Regulation of Cognitive Functions
The MCA supplies regions of the parietal lobe involved in cognition, spatial awareness, and sensory integration. The MCA’s cortical branches nourish areas responsible for higher cognitive functions:
Angular Gyrus and Supramarginal Gyrus: These regions in the parietal lobe are responsible for the integration of sensory input, mathematical reasoning, and aspects of language processing, such as reading and writing. They are also involved in body awareness and understanding the spatial relationship of objects.
The MCA’s role in supplying these regions helps support advanced cognitive functions, making it integral to reasoning, problem-solving, and spatial orientation.
Support for Auditory Processing
The temporal lobe, specifically the superior temporal gyrus, is supplied by the inferior division of the MCA. This area contains the primary auditory cortex, responsible for processing auditory information. The MCA’s role in supplying this region is essential for:
- Auditory Perception: Interpreting sounds, including speech and environmental noises.

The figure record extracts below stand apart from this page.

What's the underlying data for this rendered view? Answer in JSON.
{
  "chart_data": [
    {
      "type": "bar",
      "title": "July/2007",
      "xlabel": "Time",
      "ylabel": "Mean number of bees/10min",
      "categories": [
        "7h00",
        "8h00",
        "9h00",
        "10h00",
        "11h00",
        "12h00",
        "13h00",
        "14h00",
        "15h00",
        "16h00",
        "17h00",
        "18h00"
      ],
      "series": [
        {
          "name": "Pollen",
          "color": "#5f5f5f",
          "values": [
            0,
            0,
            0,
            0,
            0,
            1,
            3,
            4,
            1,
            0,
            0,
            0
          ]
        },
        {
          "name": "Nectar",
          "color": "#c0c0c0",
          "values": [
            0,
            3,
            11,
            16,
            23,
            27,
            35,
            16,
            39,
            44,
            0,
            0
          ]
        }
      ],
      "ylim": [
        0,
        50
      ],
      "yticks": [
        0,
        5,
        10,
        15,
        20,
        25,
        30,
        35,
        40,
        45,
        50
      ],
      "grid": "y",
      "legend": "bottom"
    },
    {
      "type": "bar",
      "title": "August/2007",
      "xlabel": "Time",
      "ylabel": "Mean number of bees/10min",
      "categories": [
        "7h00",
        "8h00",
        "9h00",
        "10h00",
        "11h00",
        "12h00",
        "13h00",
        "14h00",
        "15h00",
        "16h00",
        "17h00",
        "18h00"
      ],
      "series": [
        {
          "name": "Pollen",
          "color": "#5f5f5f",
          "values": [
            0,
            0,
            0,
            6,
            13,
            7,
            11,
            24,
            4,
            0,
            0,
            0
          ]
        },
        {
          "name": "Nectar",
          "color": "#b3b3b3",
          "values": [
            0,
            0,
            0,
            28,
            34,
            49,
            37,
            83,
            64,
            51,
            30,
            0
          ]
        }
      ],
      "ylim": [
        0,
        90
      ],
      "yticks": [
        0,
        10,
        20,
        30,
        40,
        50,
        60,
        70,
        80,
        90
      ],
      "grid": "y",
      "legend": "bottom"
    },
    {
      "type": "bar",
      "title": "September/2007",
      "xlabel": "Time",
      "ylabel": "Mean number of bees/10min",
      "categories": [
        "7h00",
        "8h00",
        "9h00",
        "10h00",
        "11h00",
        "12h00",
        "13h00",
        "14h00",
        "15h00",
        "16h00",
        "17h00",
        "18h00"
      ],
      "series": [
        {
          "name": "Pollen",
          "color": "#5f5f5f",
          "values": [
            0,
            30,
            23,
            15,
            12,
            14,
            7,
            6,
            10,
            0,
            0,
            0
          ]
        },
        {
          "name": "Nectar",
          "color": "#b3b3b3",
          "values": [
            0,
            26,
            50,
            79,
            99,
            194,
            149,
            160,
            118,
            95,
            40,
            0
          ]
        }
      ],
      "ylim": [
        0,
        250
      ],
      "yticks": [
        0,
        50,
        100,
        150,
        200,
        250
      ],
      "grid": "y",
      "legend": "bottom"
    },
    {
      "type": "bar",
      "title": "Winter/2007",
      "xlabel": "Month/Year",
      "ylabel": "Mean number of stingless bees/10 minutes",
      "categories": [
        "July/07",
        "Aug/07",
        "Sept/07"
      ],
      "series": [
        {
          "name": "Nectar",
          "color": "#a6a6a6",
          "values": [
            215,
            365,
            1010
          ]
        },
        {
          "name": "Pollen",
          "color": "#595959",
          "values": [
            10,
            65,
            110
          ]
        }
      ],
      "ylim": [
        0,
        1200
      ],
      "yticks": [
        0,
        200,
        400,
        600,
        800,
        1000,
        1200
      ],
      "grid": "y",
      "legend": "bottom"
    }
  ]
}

- Language Comprehension: The Wernicke’s area in the superior temporal gyrus, as mentioned, is crucial for understanding spoken language.
By supplying the superior temporal gyrus, the MCA ensures proper auditory processing and the comprehension of language.
Clinical Significance
The middle cerebral artery (MCA) is clinically significant due to its role in supplying blood to critical areas of the brain, including regions responsible for motor control, sensory processing, language, and cognition. The MCA is the most commonly affected artery in ischemic strokes, and occlusion or damage to the MCA can lead to severe neurological deficits.
An MCA stroke can result in contralateral hemiparesis (weakness on the opposite side of the body), sensory loss, and visual field deficits. If the dominant hemisphere (typically the left) is affected, it can lead to Broca’s aphasia (difficulty in speech production) or Wernicke’s aphasia (impaired language comprehension). Damage to the lenticulostriate branches of the MCA can cause significant impairment in motor function, as these branches supply the internal capsule and basal ganglia.
Given its extensive supply to both cortical and subcortical structures, the MCA is one of the most critical arteries in stroke pathology, and its involvement often results in profound functional impairments, including difficulties in movement, language, and sensory perception.